Thursday, August 14, 2014

meaning - Is there any nuance in ‘I was kind’ when it means ‘I treated her kindly”?





"But I was patient. I wrote back. I was sympathetic, I was kind. Ginny simply loved me. No one’s ever understood me like you, Tom …. I’m so glad I’ve got this diary to confide in …. It’s like having a friend I can carry around in my pocket …."
(p309, Harry Potter 2, US edition)




NB --
The speaker, Tom Riddle, is a villain in this story. He is boasting how well he could win Ginny’s heart by becoming a kind of pen pal with her.



The author describes his character as an impatient, unsympathetic, and unkind one. Therefore, I would think his saying expresses temporal action, not permanent character. He treated her kindly at that time and his attitudes got Ginny to fall in love.

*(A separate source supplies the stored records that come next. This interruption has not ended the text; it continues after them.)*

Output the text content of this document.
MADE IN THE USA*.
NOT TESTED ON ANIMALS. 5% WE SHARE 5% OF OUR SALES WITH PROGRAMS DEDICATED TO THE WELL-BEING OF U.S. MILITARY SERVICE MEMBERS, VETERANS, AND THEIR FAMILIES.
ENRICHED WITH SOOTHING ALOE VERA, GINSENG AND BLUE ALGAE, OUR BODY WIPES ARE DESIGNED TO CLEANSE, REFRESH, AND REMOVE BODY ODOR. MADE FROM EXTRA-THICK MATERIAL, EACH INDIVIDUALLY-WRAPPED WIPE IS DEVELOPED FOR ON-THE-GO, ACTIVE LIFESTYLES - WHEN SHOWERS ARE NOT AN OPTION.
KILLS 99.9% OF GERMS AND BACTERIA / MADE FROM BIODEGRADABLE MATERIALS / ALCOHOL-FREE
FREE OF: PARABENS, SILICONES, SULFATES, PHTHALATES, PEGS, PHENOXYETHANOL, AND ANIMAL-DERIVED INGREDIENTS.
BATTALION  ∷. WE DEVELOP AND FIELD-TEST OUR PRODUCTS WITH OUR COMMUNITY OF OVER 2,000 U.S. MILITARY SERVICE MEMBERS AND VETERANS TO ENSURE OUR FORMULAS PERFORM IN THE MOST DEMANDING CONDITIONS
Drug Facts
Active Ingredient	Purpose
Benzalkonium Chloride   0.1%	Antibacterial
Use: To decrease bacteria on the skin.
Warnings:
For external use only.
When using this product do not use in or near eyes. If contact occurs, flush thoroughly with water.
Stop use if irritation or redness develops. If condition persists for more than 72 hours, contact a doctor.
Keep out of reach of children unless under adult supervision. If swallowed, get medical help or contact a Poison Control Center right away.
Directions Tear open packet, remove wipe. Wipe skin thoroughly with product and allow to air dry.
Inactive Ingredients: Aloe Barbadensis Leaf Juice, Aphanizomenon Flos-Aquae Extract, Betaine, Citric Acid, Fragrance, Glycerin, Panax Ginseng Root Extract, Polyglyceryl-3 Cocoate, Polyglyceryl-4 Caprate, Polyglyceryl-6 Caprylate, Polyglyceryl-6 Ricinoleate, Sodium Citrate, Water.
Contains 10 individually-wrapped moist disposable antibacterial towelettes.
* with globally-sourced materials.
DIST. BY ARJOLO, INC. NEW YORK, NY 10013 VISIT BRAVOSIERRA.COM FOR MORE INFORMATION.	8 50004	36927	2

But I feel something strange when ‘I was kind’ and ‘She loved me’ express action, for I’ve run into much more ‘be kind’ and ‘love’ which describe someone’s character or continuing state since I started studying English.



So, here is my question.
Is there any nuance in ‘I was kind’ when it means ‘I treated her kindly”?
In other words, why does the speaker use such expressions, instead of other expressions like ‘treat kindly’?


Answer



I voted-up Rofler's answer, so I will not repeat what he said, and with which I agree. Let me say that I think you are asking the right questions, since...




I was kind. /then/





on its own would, indeed, imply truthfulness, a sincere kindness; but still there are two sides to each coin and to life there are many sides, so the statement can be said also if you were kind only to a particular group or a person (and they can truthfully perceive you as kind), or only in particular period of time or a moment.



It does not imply that




I am kind. /now/





nor the above sentence implies that




I will be kind. /for ever and ever/




Maybe you would take it as better if it would have said:




I was patient. I wrote back. I pretended to be sympathetic, to be kind.





However, there is another trick at work here; this is written in first person and in the context of this character you already expect a different ethos, a different attitude towards truth.



If such character says




I was gentle.





you are not experiencing the same value of the message as when the exact same sentence is said by Nabokov's Lolita or Bulgakov's Woland.